Share via


What is Unity Catalog?

This article introduces Unity Catalog, a unified governance solution for data and AI assets on Azure Databricks. It explains key concepts and gives an overview of how to use Unity Catalog to govern data.

Note

Unity Catalog is also available as an open-source implementation. See the announcement blog and the public Unity Catalog GitHub repo.

Overview of Unity Catalog

Unity Catalog is a centralized data catalog that provides access control, auditing, lineage, quality monitoring, and data discovery capabilities across Azure Databricks workspaces.

Key features of Unity Catalog include:

  • Define once, secure everywhere: Unity Catalog offers a single place to administer data access policies that apply across all workspaces in a region.
  • Standards-compliant security model: Unity Catalog's security model is based on standard ANSI SQL and allows administrators to grant permissions in their existing data lake using familiar syntax.
  • Built-in auditing and lineage: Unity Catalog automatically captures user-level audit logs that record access to your data. Unity Catalog also captures lineage data that tracks how data assets are created and used across all languages.
  • Data discovery: Unity Catalog lets you tag and document data assets, and provides a search interface to help data consumers find data.
  • System tables: Unity Catalog lets you easily access and query your account's operational data, including audit logs, billable usage, and lineage.

Metastore

The metastore is the top-level container for metadata in Unity Catalog. It registers metadata about data and AI assets and the permissions that govern access to them. For a workspace to use Unity Catalog, it must have a Unity Catalog metastore attached. You should have one metastore for each region in which you have workspaces.

Unlike Hive metastore, the Unity Catalog metastore is not a service boundary: it runs in a multi-tenant environment and represents a logical boundary for the segregation of data by region for a given Azure Databricks account.

The Unity Catalog object model

In a Unity Catalog metastore, the three-level database object hierarchy consists of catalogs that contain schemas, which in turn contain data and AI objects, like tables and models. This hierarchy is represented as a three-level namespace (catalog.schema.table-etc) when you reference tables, views, volumes, models, and functions.
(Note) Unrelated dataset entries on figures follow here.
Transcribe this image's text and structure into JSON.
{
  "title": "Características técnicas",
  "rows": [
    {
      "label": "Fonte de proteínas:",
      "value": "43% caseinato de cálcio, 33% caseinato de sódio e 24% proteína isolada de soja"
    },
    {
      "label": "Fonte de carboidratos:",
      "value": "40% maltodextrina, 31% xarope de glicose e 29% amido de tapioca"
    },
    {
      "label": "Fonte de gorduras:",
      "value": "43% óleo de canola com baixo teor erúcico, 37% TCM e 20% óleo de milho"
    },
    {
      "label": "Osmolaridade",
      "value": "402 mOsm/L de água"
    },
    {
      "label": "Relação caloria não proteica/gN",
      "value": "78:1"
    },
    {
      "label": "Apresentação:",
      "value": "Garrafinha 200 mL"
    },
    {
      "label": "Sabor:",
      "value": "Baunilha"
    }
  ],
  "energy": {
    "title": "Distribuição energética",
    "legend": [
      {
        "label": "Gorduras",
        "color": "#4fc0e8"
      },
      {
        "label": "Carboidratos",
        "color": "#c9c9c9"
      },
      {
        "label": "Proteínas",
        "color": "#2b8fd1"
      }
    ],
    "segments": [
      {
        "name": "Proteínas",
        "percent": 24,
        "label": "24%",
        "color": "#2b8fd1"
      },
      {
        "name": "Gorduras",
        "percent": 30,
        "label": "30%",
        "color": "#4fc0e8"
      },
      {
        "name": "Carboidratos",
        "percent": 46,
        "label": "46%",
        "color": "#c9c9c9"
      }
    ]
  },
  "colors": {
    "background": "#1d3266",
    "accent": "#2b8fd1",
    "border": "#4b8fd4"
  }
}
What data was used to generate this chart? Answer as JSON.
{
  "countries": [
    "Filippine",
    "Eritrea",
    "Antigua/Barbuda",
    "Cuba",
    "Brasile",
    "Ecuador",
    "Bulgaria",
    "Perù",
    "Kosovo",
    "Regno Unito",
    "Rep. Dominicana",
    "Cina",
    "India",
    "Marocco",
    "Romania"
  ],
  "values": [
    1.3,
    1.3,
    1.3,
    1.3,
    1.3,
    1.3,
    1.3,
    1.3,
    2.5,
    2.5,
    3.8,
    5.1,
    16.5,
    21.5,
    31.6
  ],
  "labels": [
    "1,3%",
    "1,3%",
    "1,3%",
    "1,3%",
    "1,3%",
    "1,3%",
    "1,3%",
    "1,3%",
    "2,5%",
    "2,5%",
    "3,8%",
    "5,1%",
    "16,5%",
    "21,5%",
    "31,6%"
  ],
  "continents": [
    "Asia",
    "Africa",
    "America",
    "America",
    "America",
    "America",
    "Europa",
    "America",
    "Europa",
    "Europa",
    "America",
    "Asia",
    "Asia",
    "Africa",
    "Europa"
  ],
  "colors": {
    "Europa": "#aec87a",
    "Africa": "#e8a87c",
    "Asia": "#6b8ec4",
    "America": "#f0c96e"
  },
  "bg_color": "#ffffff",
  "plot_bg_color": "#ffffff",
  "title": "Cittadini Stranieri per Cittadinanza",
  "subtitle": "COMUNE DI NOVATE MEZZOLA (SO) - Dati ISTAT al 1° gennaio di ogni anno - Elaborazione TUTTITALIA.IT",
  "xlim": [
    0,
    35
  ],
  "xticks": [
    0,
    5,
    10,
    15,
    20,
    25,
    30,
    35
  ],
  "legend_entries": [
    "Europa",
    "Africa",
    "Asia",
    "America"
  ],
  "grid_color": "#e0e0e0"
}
Unity Catalog object model diagram

Level one:

Level two:

  • Schemas (also known as databases) contain tables, views, volumes, AI models, and functions. Schemas organize data and AI assets into logical categories that are more granular than catalogs. Typically a schema represents a single use case, project, or team sandbox. See What are schemas in Azure Databricks?.

Level three:

  • Tables are collections of data organized by rows and columns. Tables can be either managed, with Unity Catalog managing the full lifecycle of the table, or external, with Unity Catalog managing access to the data from within Azure Databricks, but not managing access to the data in cloud storage from other clients. See Azure Databricks tables and Managed versus external tables and volumes.
  • Views are saved queries against one or more tables. See What is a view?.
  • Volumes represent logical volumes of data in cloud object storage. You can use volumes to store, organize, and access files in any format, including structured, semi-structured, and unstructured data. Typically they are used for non-tabular data. Volumes can be either managed, with Unity Catalog managing the full lifecycle and layout of the data in storage, or external, with Unity Catalog managing access to the data from within Azure Databricks, but not managing access to the data in cloud storage from other clients. See What are Unity Catalog volumes? and Managed versus external tables and volumes.
  • Functions are units of saved logic that return a scalar value or set of rows. See User-defined functions (UDFs) in Unity Catalog.
  • Models are AI models packaged with MLflow and registered in Unity Catalog as functions. See Manage model lifecycle in Unity Catalog.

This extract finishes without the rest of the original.